Monitoring Work Will Address Data Gaps, Inform Colonial Waterbird Restoration Planning

Black skimmers, colorful colonial nesting birds, on a beach in Florida. Image: Florida Fish and Wildlife

The Regionwide Trustee Implementation Group is set to begin collecting information that will help us restore bird populations injured by the Deepwater Horizon oil spill across the northern Gulf of Mexico. Our activities are described in the recently approved Colonial Waterbird Monitoring and Adaptive Management Activity Implementation Plan (PDF, 17 pages).

Colonial waterbirds experienced significant injuries throughout the northern Gulf of Mexico during and after the 2010 spill. These colonies remain greatly affected as suitable breeding and foraging areas continue to shift geographically and over time. A coordinated and cumulative monitoring approach will allow Trustees to design and implement representative restoration projects as well as understand and measure project benefits across the entire northern Gulf.

This Regionwide monitoring effort relies on comparable and coordinated methods and protocols that will take into account the large geographic scale of our restoration effort and the movement of targeted colonial waterbird species including brown pelican, royal tern, Sandwich tern, Caspian Tern, gull-billed tern, black skimmer, reddish egret, little blue heron, tricolored heron, roseate spoonbill, great blue heron, black-crowned night Heron, and secondarily, laughing gull, Forster’s Tern and others between breeding locations.

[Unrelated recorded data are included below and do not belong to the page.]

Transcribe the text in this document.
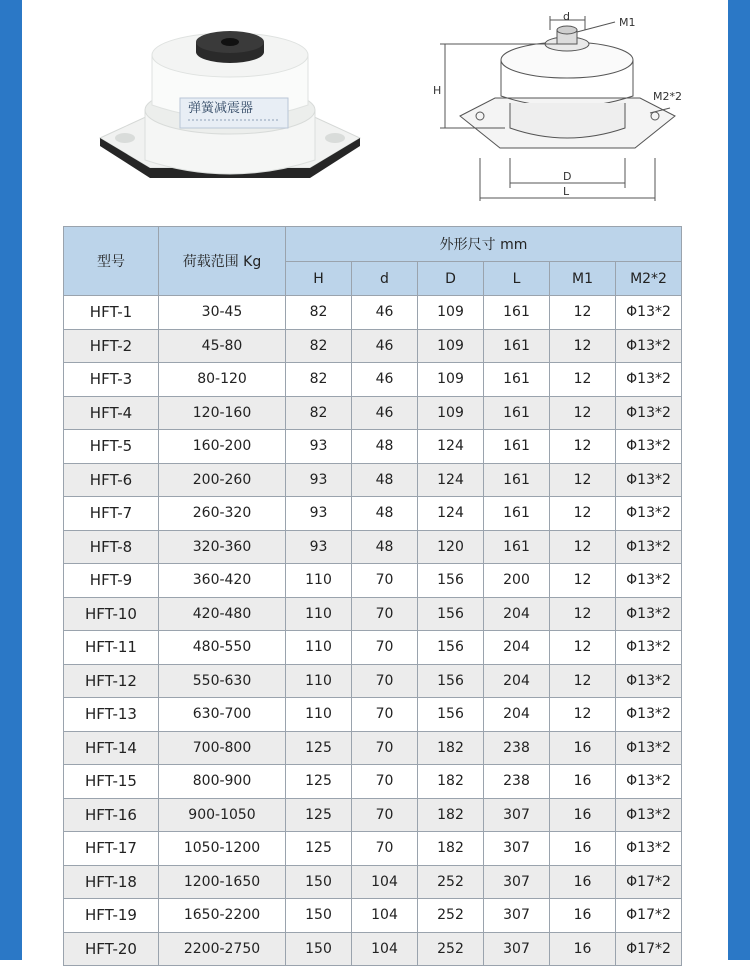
弹簧减震器
d	M1
H	M2*2
D
L
型号	荷载范围 Kg	外形尺寸 mm					
		H	d	D	L	M1	M2*2
HFT-1	30-45	82	46	109	161	12	Φ13*2
HFT-2	45-80	82	46	109	161	12	Φ13*2
HFT-3	80-120	82	46	109	161	12	Φ13*2
HFT-4	120-160	82	46	109	161	12	Φ13*2
HFT-5	160-200	93	48	124	161	12	Φ13*2
HFT-6	200-260	93	48	124	161	12	Φ13*2
HFT-7	260-320	93	48	124	161	12	Φ13*2
HFT-8	320-360	93	48	120	161	12	Φ13*2
HFT-9	360-420	110	70	156	200	12	Φ13*2
HFT-10	420-480	110	70	156	204	12	Φ13*2
HFT-11	480-550	110	70	156	204	12	Φ13*2
HFT-12	550-630	110	70	156	204	12	Φ13*2
HFT-13	630-700	110	70	156	204	12	Φ13*2
HFT-14	700-800	125	70	182	238	16	Φ13*2
HFT-15	800-900	125	70	182	238	16	Φ13*2
HFT-16	900-1050	125	70	182	307	16	Φ13*2
HFT-17	1050-1200	125	70	182	307	16	Φ13*2
HFT-18	1200-1650	150	104	252	307	16	Φ17*2
HFT-19	1650-2200	150	104	252	307	16	Φ17*2
HFT-20	2200-2750	150	104	252	307	16	Φ17*2
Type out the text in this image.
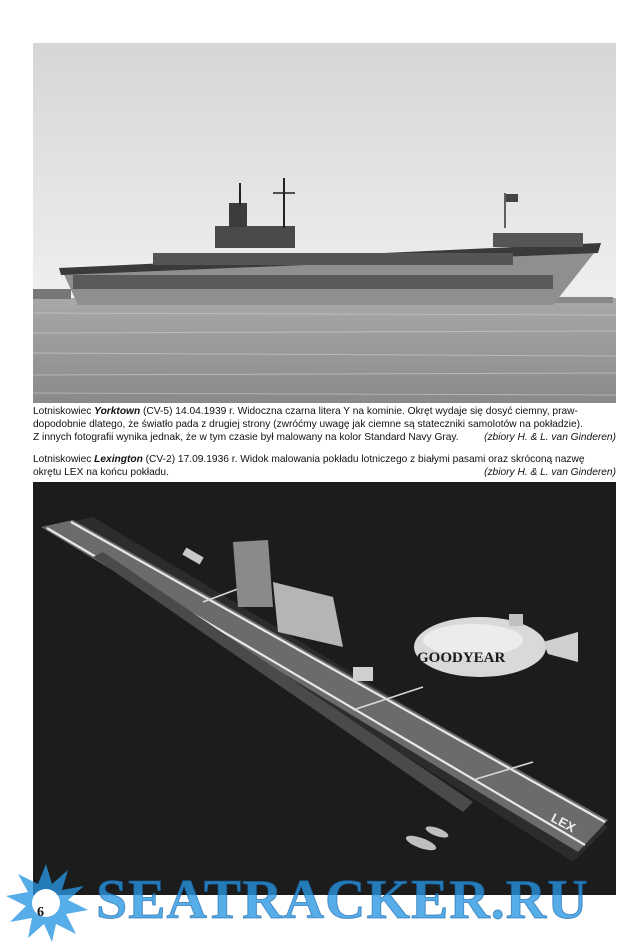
Lotniskowiec Yorktown (CV-5) 14.04.1939 r. Widoczna czarna litera Y na kominie. Okręt wydaje się dosyć ciemny, praw-
dopodobnie dlatego, że światło pada z drugiej strony (zwróćmy uwagę jak ciemne są stateczniki samolotów na pokładzie).
Z innych fotografii wynika jednak, że w tym czasie był malowany na kolor Standard Navy Gray. (zbiory H. & L. van Ginderen)
Lotniskowiec Lexington (CV-2) 17.09.1936 r. Widok malowania pokładu lotniczego z białymi pasami oraz skróconą nazwę
okrętu LEX na końcu pokładu.	(zbiory H. & L. van Ginderen)
GOODYEAR
LEX
SEATRACKER.RU
6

Fixed-wing aircraft flown for bird nesting surveys on a runway in gulf of mexico.  image USFWS
Airplanes were used for the aerial nest

surveys in all five Gulf States.

We will use two well-established methods:

  • Aerial Photographic Nest Surveys: Fixed-wing aircraft will fly over waterbird colonies and photographers will document the locations of nesting colonies from South Texas, across Louisiana, Mississippi, and Alabama, to the Big Bend of Florida.
  • Data Analyses: Aerial photographic nest surveys will be reviewed and the location of each nest will be noted. Using this information, we will estimate relative abundance, distribution trends and breeding status of targeted colonial waterbird species across the northern Gulf of Mexico.

Information gained from this monitoring and adaptive management activity will directly benefit the Trustees’ ability to effectively restore colonial waterbird populations across the northern Gulf of Mexico.